Brett found it amusing how much he had been recounting his life lately. First Miles and Alanna, then Yves and François, now Brock. “Nope. Grandpa rented it out when I went to Cal, and it stayed that way until a few years ago. While living in the D.C. area, César and I met, dated, and eventually moved in together. When CJ came to live with us, we realized our lives were in Washington. We started shedding California properties and sold the house to Greg Nalbo.”
“I think I’m going to like having you guys next door instead of Greg. What are your plans for the house?”
“A vacation home,” César replied. “Brett and I plan to travel more in the near future, and we’ll be here monthly until the place’s set. Sooner or later, you’ll get to meet our kids, They were all excited about having a house in L.A. And you’ll likely see their friends or ours at some point. We have a place in Vail we let family and friends use, and this will be the same.”
“You guys ski a lot?”
“Not really. We were supposed to be there this weekend with our youngest, but we changed plans. We’ll meet up with him next month and then fly out here to see how Zion’s doing with the decorating.”
“You hired the kid to do it?” Brock sounded surprised.
“He got the pool house as a test. Has less than a month to do it, since we’d like to stay there when we return. Depending on how he does, we’ll talk about setting him loose on the rest of the house. But don’t tell him that. As far as he knows, once he finishes the pool house, he’s done with us.”
“I guess the place’s gonna be empty most of the time.”
“Brett and I talked about that. We might want a live-in caretaker. We have someone in mind but haven’t approached him yet.”
“Well, I hope I get to see you guys whenever you’re in town. And if you need me for something while you’re away, ask.”
“Thanks, Brock. I have a question for you.” Brett’s curiosity had nagged him since he heard the story about the baked beans. “Whatever happened to Aaron?”
Brock’s facial expression was a hard-to-decipher mixture of joy and sadness. “We started dating after the 7-Eleven episode. Once I had money flowing freely again, we bought this place.” Brock waved a finger over his head to indicate the property. “He commissioned the baked beans painting, claiming those cans made this house possible.”
“You previously mentioned a late husband. Aaron?”
“Yeah… we got married and had a few good years together. He died of cancer in early 2020.”
“Crap. Sorry, man.”
“Thanks. It’s good though. I miss him, but he’ll always be alive in this house. We made some pretty good memories. And after all, isn’t that what we all hope happens when we die? We live even after our last breath. In the thoughts of those who loved us.”
“Well, shit. There goes golfing tomorrow.” They were in bed, watching the weather report on the late, local news.

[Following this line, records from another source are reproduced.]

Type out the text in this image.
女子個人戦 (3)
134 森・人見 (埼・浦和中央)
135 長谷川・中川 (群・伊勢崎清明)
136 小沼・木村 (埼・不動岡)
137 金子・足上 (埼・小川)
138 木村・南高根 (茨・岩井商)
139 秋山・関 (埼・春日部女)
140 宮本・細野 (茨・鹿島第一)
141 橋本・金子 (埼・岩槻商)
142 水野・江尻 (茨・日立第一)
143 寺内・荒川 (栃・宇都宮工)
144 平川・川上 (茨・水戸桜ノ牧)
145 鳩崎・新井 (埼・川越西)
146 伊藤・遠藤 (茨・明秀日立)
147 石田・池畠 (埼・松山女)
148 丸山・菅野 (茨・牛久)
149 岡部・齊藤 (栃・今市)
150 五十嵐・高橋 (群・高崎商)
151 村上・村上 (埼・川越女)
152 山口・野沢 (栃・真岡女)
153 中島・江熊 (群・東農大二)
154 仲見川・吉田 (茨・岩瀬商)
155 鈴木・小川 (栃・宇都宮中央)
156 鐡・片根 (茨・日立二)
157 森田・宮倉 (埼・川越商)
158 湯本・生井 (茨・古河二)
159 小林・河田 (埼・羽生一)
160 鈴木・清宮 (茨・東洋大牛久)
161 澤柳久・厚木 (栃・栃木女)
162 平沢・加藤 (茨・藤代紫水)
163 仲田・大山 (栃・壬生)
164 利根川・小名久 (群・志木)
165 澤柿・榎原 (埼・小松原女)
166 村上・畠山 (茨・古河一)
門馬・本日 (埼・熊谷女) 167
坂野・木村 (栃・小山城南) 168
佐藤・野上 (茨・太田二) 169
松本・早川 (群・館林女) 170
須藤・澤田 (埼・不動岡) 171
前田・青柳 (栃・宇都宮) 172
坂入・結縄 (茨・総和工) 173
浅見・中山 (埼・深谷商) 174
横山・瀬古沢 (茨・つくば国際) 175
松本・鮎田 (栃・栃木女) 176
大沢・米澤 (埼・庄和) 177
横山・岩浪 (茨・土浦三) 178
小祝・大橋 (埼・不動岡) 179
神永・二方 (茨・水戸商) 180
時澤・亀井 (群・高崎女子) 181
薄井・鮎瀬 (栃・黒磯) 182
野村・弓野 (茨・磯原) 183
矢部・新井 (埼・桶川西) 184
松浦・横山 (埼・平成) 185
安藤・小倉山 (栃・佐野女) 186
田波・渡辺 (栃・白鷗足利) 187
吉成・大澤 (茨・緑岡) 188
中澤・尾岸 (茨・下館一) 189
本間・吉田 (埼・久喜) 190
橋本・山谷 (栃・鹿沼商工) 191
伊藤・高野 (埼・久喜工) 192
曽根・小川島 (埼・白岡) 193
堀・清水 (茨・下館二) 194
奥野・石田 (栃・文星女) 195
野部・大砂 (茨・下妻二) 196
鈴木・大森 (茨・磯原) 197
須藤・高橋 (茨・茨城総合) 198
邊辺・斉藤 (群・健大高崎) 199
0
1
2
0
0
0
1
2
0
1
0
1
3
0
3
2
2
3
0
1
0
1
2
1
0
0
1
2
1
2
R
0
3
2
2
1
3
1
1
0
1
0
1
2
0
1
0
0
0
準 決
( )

Thunderstorms were forecast for much of Monday.
“Actually, that may not be so bad.” César reached for his phone and brought up the list of open house items. “We can call all the utility and service people and arrange any necessary visits to the house. The locksmith and security company definitely have to come out.”
Brett fluffed another pillow and added it to the one under his head. “We can play tourist in the afternoon if the weather clears.”
“We can also go car shopping. I don’t think I want to rent every time we come out here.”
“Let’s hold off on the car until next month. We can rent one more time. But I really want to hit the hotel’s gym. Too much drinking and eating this trip. I need to burn some calories.”
“Why don’t you turn off the TV and get under the covers? I’m pretty sure I can come up with a way to get you some exercise right now.”